Third, the study sample size was calculated based on a standard pilot study to provide preliminary evidence about the potential efficiency of the study dressing in real clinical practice in Spain. Although the ideal sample size was not maintained in all participating regions (which could limit the analysis by region), the authors included data from the regional pilot studies in this pooled analysis to provide rigor to the results. Thanks to the wide sample of wound types included in the analysis, statistically significant changes were found between previous dressings and the study dressing within specific wound types.
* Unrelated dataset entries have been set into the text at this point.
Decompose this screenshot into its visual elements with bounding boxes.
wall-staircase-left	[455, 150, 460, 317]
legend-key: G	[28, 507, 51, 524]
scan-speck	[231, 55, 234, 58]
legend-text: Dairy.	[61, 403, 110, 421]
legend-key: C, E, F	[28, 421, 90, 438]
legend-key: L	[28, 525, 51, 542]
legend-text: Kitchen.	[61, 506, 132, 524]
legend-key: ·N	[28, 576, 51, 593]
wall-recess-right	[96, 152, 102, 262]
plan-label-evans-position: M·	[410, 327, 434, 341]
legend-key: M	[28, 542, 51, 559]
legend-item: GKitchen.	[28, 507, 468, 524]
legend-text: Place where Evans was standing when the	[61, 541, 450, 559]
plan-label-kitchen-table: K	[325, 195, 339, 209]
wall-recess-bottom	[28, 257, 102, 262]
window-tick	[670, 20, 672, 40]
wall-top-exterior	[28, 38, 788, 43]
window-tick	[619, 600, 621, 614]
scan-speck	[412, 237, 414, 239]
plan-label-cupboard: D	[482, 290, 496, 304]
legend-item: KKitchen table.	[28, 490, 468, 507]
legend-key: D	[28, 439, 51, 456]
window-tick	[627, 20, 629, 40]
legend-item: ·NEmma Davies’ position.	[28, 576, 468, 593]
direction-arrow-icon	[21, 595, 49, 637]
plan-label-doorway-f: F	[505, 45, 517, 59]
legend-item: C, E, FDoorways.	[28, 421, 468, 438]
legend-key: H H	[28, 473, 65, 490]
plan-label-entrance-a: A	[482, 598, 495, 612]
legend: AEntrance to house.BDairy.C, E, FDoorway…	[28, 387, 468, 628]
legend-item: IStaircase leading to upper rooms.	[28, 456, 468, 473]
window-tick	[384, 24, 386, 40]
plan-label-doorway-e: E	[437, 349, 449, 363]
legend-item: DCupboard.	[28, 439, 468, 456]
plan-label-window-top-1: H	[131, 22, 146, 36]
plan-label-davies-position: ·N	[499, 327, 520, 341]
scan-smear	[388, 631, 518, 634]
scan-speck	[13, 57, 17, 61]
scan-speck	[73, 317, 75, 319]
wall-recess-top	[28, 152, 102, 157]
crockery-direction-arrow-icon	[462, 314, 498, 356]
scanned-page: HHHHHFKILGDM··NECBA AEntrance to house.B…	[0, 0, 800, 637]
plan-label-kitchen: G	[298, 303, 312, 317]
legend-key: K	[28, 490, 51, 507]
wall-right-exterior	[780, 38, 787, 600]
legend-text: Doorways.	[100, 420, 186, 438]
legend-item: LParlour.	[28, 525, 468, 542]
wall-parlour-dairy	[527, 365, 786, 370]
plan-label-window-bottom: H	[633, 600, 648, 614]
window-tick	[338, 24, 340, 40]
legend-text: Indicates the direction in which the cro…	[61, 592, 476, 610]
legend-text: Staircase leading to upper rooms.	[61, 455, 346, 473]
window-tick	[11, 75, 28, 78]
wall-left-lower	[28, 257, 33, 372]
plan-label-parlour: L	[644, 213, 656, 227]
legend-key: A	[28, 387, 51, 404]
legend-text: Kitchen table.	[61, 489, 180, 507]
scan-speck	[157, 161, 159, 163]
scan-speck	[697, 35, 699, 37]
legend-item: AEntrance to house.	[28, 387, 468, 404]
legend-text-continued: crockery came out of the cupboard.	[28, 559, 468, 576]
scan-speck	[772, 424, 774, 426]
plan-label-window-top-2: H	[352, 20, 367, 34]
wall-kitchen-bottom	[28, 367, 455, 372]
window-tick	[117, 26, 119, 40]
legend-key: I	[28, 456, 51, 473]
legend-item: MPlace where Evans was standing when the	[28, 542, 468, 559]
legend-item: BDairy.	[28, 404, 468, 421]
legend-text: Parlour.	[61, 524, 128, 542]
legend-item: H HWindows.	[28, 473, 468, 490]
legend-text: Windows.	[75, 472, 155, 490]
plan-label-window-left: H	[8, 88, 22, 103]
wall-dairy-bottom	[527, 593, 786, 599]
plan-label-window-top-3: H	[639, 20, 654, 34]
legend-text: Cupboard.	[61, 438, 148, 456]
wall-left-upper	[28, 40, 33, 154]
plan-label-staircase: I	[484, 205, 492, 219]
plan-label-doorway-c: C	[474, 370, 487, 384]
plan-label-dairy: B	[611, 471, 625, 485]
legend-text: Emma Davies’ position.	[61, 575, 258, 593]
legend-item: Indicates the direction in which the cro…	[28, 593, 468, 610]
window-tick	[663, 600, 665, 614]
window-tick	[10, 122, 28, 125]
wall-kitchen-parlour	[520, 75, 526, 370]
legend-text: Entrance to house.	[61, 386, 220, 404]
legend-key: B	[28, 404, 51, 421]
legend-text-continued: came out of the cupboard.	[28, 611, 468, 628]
Fourth, because the primary objective of the study was to analyze if the newly introduced dressing met the need to improve efficiency and quality of care of wound management in the context of routine clinical practice, and because 4 weeks’ follow-up was considered the appropriate period to achieve this objective, wound healing could not be assessed as a clinical outcome. Considering the vital importance of this outcome, further research should be conducted to assess whether the study dressing accelerates wound healing.
Finally, formal cost-effectiveness analysis is required to aid decisions about dressing selection. That said, current findings offer a first look at potential savings reached with these advanced dressings.
The use of the study dressing in routine clinical practice could lead to a major improvement in both efficiency and quality of wound care. Because the frequency of dressing change is an important cost driver, the use of advanced technology such as this intervention could substantially reduce wound care-related costs. At the same time, the use of the study dressings enhanced HCP and patient satisfaction with care outcomes.